Heute folge ich der Anregung eines Lesers, die mir schon vor längerer Zeit zuging: „Wie erkläre ich meinem kleinen Sohn, wie ein Flugzeug funktioniert, ohne allzu tief in die Physik einzusteigen?“  Am besten mit einem kind- bzw jugendgerechten Dialog. Vielleicht so:

«Gallia est omnis divisa in partes tres»
„Daddy!!! Was soll das?“ rief Thomas seinen Vater. Dabei warf er den Gallischen Krieg, aus dem er für seine Latein-Hausaufgaben die erste Seite übersetzen sollte auf den Tisch.
Thomas’ Vater blickte vom Computer auf und zuckte die Schultern.
„Mein Vater hat’s gelernt, meine Geschwister haben’s gelernt, ich hab’s gelernt, warum sollst Du es nicht lernen? Latein schult das logische Denken, es legt die Grundlage für spätere Fremdsprachen.“
„Oh Mann! Geht das nicht mit zeitgemäßen Texten? Sollen sie doch meinetwegen auf lateinisch erklären warum ein Flugzeug fliegt. Dann hat man noch was davon.“
„Da fehlen aber eine ganze Menge Vokabeln dazu! Die gab es damals noch nicht. Es ist schon schwer genug das in der Muttersprache zu erklären!“

„Dann sag doch mal, warum fliegt überhaupt ein Flugzeug?“
„Hab ich dir doch schon im Kindergarten erklärt!“
„Hast Du. Ich erinnere mich. ‚Weil es Flügel hat’, hast Du damals erzählt.

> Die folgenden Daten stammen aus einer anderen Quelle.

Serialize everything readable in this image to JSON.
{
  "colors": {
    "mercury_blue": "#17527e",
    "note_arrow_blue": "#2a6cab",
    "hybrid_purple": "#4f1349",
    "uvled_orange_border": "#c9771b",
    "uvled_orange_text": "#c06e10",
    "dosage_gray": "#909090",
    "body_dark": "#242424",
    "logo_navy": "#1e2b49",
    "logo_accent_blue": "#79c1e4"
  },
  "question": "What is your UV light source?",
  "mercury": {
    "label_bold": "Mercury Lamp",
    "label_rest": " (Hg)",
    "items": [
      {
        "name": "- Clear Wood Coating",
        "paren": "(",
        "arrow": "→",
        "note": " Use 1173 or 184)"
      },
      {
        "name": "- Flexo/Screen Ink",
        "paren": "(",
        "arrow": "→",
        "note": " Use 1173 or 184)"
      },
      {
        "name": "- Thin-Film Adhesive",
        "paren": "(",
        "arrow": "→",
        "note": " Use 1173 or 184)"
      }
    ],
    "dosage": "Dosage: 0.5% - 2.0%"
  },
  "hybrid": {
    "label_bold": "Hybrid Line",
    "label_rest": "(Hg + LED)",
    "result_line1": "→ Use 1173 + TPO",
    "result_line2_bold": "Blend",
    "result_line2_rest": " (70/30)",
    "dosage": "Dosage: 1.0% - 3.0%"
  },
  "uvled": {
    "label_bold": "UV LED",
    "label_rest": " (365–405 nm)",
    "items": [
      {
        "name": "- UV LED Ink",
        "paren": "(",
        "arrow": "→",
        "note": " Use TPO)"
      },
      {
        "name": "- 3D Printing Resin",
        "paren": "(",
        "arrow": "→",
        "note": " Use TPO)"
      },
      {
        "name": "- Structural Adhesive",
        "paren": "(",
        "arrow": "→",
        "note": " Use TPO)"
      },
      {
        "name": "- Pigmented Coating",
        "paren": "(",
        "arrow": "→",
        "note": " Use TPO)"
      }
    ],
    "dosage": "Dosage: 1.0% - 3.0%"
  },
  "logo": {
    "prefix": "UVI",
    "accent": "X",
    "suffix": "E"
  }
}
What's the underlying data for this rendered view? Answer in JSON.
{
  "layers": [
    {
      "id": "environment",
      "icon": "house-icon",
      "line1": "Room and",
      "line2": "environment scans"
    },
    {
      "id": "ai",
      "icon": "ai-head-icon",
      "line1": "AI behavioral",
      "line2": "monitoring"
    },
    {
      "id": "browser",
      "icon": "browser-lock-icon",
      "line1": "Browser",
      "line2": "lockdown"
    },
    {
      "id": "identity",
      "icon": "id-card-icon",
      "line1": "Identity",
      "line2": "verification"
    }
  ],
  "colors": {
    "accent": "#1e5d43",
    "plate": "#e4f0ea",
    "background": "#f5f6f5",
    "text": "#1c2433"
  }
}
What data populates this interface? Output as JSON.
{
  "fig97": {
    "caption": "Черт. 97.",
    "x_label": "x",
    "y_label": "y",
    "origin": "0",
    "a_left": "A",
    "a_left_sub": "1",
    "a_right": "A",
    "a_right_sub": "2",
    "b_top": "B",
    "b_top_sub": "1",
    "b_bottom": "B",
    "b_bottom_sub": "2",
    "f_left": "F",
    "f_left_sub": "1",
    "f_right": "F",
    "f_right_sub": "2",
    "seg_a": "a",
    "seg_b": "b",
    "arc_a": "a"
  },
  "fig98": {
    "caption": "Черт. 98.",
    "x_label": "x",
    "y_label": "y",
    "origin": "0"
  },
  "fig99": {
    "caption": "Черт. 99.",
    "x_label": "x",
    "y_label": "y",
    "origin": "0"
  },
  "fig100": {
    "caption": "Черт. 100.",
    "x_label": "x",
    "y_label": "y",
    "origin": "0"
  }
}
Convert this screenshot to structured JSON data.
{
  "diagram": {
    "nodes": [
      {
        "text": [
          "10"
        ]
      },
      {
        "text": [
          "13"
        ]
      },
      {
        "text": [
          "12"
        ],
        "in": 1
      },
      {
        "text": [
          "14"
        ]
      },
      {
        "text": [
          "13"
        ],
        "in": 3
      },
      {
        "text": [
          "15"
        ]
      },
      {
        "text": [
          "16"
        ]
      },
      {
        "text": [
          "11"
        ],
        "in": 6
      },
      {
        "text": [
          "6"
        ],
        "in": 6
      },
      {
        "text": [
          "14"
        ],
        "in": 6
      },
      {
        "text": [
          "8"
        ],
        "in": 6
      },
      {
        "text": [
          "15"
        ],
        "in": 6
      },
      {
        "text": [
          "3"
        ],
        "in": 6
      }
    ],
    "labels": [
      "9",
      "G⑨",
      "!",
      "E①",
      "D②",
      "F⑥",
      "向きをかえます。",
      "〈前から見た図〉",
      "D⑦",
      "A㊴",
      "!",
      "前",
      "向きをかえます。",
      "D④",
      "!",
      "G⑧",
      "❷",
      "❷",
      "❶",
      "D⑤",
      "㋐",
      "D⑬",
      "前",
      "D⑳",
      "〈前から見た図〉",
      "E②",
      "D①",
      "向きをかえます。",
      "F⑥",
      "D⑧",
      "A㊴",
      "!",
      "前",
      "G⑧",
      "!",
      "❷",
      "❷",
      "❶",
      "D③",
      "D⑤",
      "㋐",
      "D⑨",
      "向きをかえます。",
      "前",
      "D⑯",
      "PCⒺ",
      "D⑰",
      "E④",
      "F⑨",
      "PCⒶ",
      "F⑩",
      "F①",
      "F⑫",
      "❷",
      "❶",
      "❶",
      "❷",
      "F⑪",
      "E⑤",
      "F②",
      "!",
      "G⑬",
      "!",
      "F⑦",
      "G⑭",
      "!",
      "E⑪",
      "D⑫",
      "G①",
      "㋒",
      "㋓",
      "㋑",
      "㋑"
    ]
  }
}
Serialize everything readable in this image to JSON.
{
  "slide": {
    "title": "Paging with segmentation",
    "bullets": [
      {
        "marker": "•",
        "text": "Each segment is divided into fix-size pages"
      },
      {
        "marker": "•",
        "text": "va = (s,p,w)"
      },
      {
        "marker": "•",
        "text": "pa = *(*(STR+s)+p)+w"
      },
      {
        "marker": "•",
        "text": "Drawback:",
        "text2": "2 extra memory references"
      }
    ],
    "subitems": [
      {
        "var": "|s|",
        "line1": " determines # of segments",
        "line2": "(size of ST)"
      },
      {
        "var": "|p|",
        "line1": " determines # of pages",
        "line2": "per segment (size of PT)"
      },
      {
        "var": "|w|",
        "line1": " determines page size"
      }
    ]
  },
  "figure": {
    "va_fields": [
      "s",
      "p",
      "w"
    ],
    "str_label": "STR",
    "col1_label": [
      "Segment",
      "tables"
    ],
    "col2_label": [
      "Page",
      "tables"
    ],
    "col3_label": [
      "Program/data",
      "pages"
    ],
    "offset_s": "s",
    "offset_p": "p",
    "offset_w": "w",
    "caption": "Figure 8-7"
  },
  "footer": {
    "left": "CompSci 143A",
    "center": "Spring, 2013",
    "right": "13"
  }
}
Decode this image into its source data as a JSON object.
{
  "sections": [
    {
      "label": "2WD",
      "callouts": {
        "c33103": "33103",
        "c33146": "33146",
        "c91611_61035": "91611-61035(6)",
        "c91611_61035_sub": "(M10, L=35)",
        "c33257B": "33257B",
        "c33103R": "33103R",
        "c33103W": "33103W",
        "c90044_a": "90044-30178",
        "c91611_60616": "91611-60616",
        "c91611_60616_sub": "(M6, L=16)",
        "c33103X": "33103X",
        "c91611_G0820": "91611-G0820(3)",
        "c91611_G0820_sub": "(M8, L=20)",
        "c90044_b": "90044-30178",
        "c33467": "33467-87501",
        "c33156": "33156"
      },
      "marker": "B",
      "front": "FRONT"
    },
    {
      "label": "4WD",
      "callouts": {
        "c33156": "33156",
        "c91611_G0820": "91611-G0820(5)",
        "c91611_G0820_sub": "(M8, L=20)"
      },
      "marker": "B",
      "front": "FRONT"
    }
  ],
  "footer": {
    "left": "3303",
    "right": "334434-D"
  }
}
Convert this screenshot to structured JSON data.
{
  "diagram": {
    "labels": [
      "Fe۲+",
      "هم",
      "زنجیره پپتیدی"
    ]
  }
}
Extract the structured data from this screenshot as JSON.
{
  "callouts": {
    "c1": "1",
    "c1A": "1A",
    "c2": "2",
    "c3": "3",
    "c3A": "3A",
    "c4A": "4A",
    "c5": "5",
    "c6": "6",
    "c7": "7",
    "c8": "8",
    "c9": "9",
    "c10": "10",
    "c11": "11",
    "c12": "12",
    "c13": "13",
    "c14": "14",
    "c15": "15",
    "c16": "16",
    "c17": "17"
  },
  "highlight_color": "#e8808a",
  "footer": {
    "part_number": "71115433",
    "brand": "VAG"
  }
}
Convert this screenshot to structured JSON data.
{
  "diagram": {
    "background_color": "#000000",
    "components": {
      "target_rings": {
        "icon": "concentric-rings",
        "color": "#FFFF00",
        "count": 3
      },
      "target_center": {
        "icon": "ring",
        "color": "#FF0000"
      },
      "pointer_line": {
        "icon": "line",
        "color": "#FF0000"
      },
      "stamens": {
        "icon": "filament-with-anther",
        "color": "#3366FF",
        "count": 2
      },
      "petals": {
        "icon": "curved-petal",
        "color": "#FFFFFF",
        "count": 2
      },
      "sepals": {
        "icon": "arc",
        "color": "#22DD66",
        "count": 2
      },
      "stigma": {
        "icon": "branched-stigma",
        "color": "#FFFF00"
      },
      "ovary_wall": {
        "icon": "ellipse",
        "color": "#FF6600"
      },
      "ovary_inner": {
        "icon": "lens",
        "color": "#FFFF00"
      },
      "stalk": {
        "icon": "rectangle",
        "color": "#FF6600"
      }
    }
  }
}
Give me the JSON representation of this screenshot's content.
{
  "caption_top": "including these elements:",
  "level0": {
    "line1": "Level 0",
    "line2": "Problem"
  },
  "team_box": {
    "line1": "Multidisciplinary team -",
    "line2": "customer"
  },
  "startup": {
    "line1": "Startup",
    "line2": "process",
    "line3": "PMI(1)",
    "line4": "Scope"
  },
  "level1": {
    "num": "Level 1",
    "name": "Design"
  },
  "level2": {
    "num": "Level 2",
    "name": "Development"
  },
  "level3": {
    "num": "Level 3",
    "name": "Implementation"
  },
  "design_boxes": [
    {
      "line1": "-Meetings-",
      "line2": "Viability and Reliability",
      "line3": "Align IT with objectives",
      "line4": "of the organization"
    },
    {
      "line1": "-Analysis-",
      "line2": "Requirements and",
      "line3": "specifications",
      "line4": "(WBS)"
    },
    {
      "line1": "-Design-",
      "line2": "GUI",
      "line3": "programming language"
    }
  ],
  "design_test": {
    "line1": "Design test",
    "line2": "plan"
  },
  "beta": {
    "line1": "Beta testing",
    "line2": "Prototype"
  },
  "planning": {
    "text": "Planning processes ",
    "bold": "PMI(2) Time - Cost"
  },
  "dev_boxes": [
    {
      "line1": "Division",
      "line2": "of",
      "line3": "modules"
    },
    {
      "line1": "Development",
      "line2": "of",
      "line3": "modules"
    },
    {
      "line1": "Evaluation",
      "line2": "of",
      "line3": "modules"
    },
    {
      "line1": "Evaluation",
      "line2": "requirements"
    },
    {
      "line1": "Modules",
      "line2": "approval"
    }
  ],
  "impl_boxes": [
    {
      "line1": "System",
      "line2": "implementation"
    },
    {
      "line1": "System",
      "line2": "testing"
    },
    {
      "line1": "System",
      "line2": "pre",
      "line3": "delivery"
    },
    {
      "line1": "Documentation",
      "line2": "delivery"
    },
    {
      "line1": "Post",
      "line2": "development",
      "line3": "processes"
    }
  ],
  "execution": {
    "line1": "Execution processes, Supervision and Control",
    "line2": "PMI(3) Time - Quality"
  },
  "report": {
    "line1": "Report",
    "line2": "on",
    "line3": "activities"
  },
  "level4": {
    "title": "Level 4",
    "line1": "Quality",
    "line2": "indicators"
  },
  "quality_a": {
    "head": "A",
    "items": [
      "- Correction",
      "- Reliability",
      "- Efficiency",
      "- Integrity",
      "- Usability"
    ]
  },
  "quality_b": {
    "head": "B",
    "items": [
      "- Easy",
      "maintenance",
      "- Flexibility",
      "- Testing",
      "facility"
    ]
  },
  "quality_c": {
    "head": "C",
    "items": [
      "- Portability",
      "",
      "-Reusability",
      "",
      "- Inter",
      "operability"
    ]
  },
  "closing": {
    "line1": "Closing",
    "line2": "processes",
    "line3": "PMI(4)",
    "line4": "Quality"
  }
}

Und als ich weiter gebohrt habe, WARUM es denn Flügel hat, hast Du gesagt ‚weil sie jemand drangemacht hat’. Wenn ich heutzutage mit einer so schwachsinnigen Antwort in der Schule auftrete, kriege ich zwei Stunden Arrest und eine Sechs in Betragen.“
“Wird das jetzt ein Quiz, oder was?“ fragte der Vater etwas genervt.
„Nein, lieber Daddy, Du schuldest mir seit fast zehn Jahren eine Antwort. Damals hast Du mir ein Eis gekauft, um mich von weiteren Fragen abzulenken. Heute kommst Du mir so nicht mehr davon. Vorher fasse ich den Gallischen Krieg nicht mehr an. Und wenn ich morgen keine Hausaufgaben habe, dann…“
„…dann sagst Du dem Lehrer dein Vater ist schuld. Das war mir klar.“
Er wusste, dass er diesmal nicht mit einem Eis davonkommen würde.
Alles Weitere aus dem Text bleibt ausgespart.